Neuromorphic Artificial Intelligence (AI)
With hundreds of millions of dollars flowing this year into silicon developments for training and running artificial intelligence (AI) deep neural networks (DNNs) via Nvidia, Intel, Nervana, Qualcomm, Graphcore, SambaNova, ARM and dozens of others, it is worthwhile asking what is left to be done. Won't silicon AI follow the same course as GPUs and become more and more tailored to efficiently compute industrial AI?
This tutorial addresses this question from the context of neuromorphic engineering, which takes its inspiration from the brain’s organizing principles. What have these principles of using sparsity, local memory, time, and physics brought to the table? I will describe recent developments of neuromorphic silicon from IBM, Intel, Zurich, Stanford, and others. I will also compare these with upcoming industrial AI accelerators, and then show that principles of sparsity and local memory reuse can bring immediate benefit to both convolutional and recurrent DNNs implemented in synchronous logic without requiring a new memory hierarchy. Finally, I will relate these ideas to event sensors, which our group has specialized in developing. I plan to include a live demonstration of some of these ideas.
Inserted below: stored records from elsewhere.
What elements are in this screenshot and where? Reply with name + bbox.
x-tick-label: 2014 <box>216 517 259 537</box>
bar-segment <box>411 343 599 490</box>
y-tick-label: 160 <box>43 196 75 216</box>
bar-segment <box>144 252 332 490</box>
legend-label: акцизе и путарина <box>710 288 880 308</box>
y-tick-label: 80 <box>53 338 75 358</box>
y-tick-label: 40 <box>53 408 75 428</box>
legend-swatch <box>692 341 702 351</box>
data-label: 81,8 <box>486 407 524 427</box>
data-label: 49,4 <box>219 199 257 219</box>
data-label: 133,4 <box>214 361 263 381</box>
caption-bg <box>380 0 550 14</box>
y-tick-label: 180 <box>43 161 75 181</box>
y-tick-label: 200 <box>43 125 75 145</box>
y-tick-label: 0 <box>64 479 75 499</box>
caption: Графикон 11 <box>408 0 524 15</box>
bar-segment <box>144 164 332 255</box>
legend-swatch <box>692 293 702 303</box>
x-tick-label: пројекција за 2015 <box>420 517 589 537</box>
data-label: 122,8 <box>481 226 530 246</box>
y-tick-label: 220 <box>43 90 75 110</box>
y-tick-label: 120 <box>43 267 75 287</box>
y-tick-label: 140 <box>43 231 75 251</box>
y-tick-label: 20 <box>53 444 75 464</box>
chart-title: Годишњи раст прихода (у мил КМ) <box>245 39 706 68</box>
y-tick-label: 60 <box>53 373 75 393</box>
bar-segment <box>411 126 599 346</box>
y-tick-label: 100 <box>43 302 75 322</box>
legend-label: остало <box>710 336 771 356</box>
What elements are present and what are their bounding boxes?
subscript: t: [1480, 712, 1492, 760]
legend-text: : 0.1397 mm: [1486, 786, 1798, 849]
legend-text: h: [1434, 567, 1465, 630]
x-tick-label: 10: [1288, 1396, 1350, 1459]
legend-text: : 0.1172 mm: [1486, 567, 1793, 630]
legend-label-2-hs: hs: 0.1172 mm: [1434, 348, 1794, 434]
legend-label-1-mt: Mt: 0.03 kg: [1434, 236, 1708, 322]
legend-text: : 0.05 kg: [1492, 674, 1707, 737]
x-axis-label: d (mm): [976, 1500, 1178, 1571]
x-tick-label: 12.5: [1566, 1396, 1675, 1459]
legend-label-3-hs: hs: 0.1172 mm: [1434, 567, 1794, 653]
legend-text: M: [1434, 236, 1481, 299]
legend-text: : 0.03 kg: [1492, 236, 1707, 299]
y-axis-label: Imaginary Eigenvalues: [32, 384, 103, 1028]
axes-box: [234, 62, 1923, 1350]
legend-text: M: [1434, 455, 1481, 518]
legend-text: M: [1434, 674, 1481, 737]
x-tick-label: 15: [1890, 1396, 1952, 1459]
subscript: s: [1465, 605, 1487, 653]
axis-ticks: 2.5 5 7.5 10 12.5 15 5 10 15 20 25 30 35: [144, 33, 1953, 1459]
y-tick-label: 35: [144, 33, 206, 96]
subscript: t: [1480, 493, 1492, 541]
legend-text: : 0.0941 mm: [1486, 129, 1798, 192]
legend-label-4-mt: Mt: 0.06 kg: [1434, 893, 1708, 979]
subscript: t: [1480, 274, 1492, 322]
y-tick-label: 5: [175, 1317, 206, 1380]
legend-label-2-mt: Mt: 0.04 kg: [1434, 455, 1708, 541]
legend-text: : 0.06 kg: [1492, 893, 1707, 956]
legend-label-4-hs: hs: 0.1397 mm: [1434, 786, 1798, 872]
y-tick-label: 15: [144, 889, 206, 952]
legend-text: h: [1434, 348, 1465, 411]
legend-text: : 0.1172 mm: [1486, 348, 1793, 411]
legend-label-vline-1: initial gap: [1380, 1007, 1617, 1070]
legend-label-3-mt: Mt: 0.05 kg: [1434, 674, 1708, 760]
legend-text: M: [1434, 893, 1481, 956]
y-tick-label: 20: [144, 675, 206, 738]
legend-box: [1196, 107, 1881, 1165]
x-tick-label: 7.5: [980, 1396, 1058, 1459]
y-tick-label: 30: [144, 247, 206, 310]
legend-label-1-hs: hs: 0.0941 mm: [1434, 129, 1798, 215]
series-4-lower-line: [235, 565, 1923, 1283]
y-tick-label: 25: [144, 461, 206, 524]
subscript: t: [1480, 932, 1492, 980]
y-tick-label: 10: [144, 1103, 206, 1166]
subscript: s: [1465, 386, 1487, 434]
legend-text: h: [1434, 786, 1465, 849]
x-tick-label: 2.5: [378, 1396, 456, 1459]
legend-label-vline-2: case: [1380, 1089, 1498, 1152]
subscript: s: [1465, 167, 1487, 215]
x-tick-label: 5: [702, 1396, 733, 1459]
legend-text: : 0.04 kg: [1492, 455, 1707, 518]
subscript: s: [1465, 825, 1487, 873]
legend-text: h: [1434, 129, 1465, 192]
Tobi Delbruck (M’99–SM’06–F’13) received a Ph.D. degree from Caltech in 1993 as a student of Carver Mead. He was in the first group of students for the newly founded Computation and Neural Systems program started by John Hopfield. He is currently a professor of physics and electrical engineering at ETH Zurich in the Institute of Neuroinformatics, University of Zurich and ETH Zurich, Switzerland, where he has been since 1998. The Sensors Group that he co-organizes with Dr. Shih-Chii Liu focuses on neuromorphic event-based sensors, sensory processing, and efficient deep neural network hardware architectures. He co-organizes the Telluride Neuromorphic Cognition Engineering summer workshop and has organized the live demonstration sessions at ISCAS and NIPS. Delbruck is past Chair of the IEEE CAS Sensory Systems Technical Committee. He worked on electronic imaging at Arithmos, Synaptics, National Semiconductor, and Foveon and has founded 4 spin-off companies, including inilabs.com, a community-oriented organization that has distributed R&D prototype neuromorphic sensors to more than a hundred organizations around the world. He has been awarded 9 IEEE awards.